EMERALD CARE is owned by a non-profit organization. Non-profit facilities reinvest revenue into operations rather than distributing to shareholders. The facility operates independently rather than as part of a larger chain. With 82 certified beds and approximately 77 residents (about 94% occupancy), it is a smaller facility located in WAPATO, Washington.

How Does Emerald Care Compare to Other Washington Nursing Homes?

Compared to the 100 nursing homes in Washington, EMERALD CARE's overall rating (5 stars) is above the state average of 3.2, staff turnover (34%) is significantly lower than the state average of 46%, and health inspection rating (5 stars) is much above the national benchmark.

What Should Families Ask When Visiting Emerald Care?

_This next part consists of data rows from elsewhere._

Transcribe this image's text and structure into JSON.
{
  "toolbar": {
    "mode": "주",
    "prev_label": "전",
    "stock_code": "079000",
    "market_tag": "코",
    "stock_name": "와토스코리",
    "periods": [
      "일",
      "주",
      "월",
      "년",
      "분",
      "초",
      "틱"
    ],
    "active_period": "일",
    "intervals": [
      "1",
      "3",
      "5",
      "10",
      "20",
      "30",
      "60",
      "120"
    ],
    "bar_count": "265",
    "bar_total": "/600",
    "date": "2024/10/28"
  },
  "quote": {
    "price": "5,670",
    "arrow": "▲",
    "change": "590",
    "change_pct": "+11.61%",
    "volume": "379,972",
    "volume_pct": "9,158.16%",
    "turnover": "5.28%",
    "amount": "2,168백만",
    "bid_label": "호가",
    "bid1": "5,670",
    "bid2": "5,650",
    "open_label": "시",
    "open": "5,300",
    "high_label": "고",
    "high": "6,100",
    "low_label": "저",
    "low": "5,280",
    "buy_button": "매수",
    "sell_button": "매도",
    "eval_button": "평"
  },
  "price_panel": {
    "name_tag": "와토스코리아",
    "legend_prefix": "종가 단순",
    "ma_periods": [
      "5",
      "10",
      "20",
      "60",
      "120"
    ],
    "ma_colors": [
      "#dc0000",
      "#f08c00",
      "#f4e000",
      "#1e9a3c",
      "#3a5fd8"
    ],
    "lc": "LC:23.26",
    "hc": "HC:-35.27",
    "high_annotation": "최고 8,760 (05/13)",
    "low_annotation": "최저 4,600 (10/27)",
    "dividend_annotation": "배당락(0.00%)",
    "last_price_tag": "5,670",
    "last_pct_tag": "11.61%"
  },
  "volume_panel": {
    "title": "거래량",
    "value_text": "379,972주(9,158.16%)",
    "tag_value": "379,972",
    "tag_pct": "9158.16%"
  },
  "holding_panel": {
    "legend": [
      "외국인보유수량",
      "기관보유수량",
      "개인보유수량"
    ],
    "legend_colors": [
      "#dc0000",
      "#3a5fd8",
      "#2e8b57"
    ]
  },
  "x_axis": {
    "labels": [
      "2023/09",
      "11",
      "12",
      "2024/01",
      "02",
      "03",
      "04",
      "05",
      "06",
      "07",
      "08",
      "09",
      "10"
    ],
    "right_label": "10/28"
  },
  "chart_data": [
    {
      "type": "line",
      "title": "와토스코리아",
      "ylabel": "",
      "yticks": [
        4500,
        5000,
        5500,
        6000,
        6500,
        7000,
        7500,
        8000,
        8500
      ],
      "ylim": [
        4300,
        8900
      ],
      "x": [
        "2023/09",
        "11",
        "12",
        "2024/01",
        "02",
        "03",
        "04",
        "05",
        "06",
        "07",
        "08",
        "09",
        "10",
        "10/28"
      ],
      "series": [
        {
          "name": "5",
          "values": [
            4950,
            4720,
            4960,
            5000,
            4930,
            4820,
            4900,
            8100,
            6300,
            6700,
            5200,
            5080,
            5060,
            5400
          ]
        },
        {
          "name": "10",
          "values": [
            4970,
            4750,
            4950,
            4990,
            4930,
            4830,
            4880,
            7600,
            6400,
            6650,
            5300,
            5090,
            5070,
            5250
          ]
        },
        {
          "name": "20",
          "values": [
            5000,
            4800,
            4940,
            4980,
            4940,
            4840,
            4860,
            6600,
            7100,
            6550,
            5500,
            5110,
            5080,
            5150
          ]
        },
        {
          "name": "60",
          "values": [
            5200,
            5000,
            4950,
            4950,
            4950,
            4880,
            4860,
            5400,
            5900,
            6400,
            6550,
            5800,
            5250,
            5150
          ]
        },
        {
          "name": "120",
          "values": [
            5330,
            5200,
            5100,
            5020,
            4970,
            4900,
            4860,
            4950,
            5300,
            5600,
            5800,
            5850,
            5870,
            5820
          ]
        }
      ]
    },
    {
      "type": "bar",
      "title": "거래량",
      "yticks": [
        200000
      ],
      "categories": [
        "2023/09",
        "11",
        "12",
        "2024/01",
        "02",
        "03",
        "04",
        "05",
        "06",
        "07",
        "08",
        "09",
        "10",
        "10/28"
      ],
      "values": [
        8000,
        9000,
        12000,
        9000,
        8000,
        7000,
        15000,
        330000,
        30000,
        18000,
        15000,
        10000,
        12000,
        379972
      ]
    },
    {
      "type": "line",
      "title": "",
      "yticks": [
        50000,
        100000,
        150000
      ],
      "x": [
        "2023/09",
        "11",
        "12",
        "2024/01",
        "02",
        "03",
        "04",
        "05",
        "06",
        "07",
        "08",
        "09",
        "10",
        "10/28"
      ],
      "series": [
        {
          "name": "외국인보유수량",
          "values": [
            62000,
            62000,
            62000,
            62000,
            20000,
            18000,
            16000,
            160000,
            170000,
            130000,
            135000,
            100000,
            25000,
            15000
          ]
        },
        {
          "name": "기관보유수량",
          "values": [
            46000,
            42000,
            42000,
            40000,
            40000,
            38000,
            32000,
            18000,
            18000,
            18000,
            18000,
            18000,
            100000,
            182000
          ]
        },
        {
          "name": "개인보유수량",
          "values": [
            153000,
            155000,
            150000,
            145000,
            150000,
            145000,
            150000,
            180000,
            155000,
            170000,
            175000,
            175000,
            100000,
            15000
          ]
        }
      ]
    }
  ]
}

Based on this facility's data, families visiting should ask: "Can I visit during a mealtime to observe dining assistance and food quality?" "How do you handle medical emergencies, and what is your hospital transfer rate?" "Can I speak with family members of current residents about their experience?"

Is Emerald Care Safe?

Based on CMS inspection data, EMERALD CARE has a clean safety record: no substantiated abuse findings (meaning no confirmed cases of resident harm), no Immediate Jeopardy citations (the most serious violation level indicating risk of serious injury or death), and is not on the Special Focus Facility watch list (a federal program monitoring the lowest-performing 1% of nursing homes). The facility has a 5-star overall rating and ranks #1 of 100 nursing homes in Washington. While no facility is perfect, families should still ask about staff-to-resident ratios and recent inspection results during their visit.

Do Nurses at Emerald Care Stick Around?

EMERALD CARE has a staff turnover rate of 34%, which is about average for Washington nursing homes (state average: 46%). Moderate turnover is common in nursing homes, but families should still ask about staff tenure and how the facility maintains care continuity when employees leave.

Was Emerald Care Ever Fined?

EMERALD CARE has no federal fines on record. CMS issues fines when nursing homes fail to meet care standards or don't correct problems found during inspections. The absence of fines suggests the facility has either maintained compliance or corrected any issues before penalties were assessed. This is a positive indicator, though families should still review recent inspection reports for the full picture.

Is Emerald Care on Any Federal Watch List?

EMERALD CARE is not on any federal watch list. The most significant is the Special Focus Facility (SFF) program, which identifies the bottom 1% of nursing homes nationally based on persistent, serious quality problems. Not being on this list means the facility has avoided the pattern of deficiencies that triggers enhanced federal oversight. This is a positive indicator, though families should still review the facility's inspection history directly.